On a lazy Sunday, we played Pheonix--one of Mary Ann's favorite new fillers. It's okay, but at 45-60 minutes for a 3-round game, it's a little too long for me. That night, I went to BSW to check out their latest addition: Venedig. I'll save my comments on this game for an upcoming podcast.
Our next game night at home was short. We played Jambo. It had been so long, we needed to refresh ourselves with the rules. I'm always interested in games that feel like Magic: The Gathering--which has worn out its welcome--without the collectibility or expansions. Next we played Medici vs Strozzi. I was worried Mary Ann would find this game a little too math heavy, but she loved it. For such a simple game, it's got a unique two-tiered force system at work that I will have to think about some more in order to describe.

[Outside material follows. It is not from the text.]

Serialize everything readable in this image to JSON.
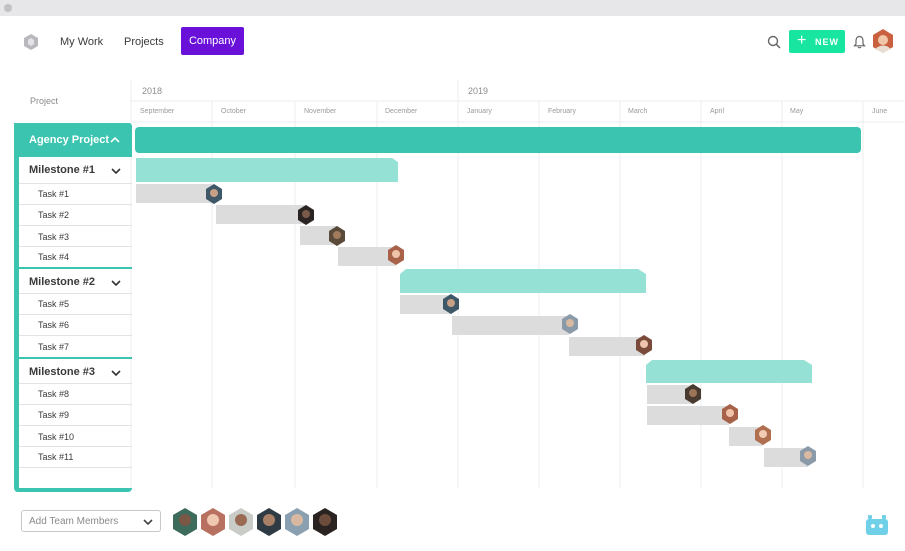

For lack of a third on BSW, Linnaeus and I decided to try Bonaparte at Marengo on VASSAL and Skype. This game was the hit of the past 2 weeks for me. We had both previously read the rules at least once. Still, it has enough unusual, unexpected, and non-intuitive things that it is difficult to internalize. We had to stop after almost every action to see if we were playing properly. Our first game took 3 hours with the French winning by easily holding back the overly-passive Austrians. Our second game--with a better understanding of the rules and the tactics--ended with the French surrender at 6pm (morale 5-0) and took less than 2.5 hours. I think we can get it down to about 1.5 hours once we are more comfortable playing, but I don't see this game having long-term staying power. I'd prefer to play just once in a while to keep it fresh.
I just finished a game of Capitol on Ludoholic. I think it suffers quite a bit playing online. I came away not really liking it, but I'll certainly try it again face-to-face if the opportunity presents itself. That being said, the web implementation is decent.
Game night at the condo was lackluster once again. It took us over an hour to get started playing a 6-player game of Power Grid on the Benelux map. Even with this shortened version (only 14 cities), it took us over 3 hours to play. That left just enough time for a great 4p game of Ra. At the end of the first Epoch, I had the 2-3-5 Sun tiles. At the end of the second Epoch, I managed to upgrade these to the 2-3-6 Sun tiles. Even so, I ended the game with 6-7-10 and came in a distant second place.
On the same day that I decided to add more possibilities to our 6p game nights by reading the rules to Struggle of Empires and finally punching all the counter sheets (I had to make a new insert) to my year-old virgin copy, I was contacted by a fellow BGG'er to see if I wanted to join a group to play it online. So far, there are 13 of us from various time zones with various preferences for live vs PBEM play. My preference is, of course, live play. It's difficult to get 6 or so people to schedule several hours all at the same time, but I'm willing to try in order to play a game of this kind.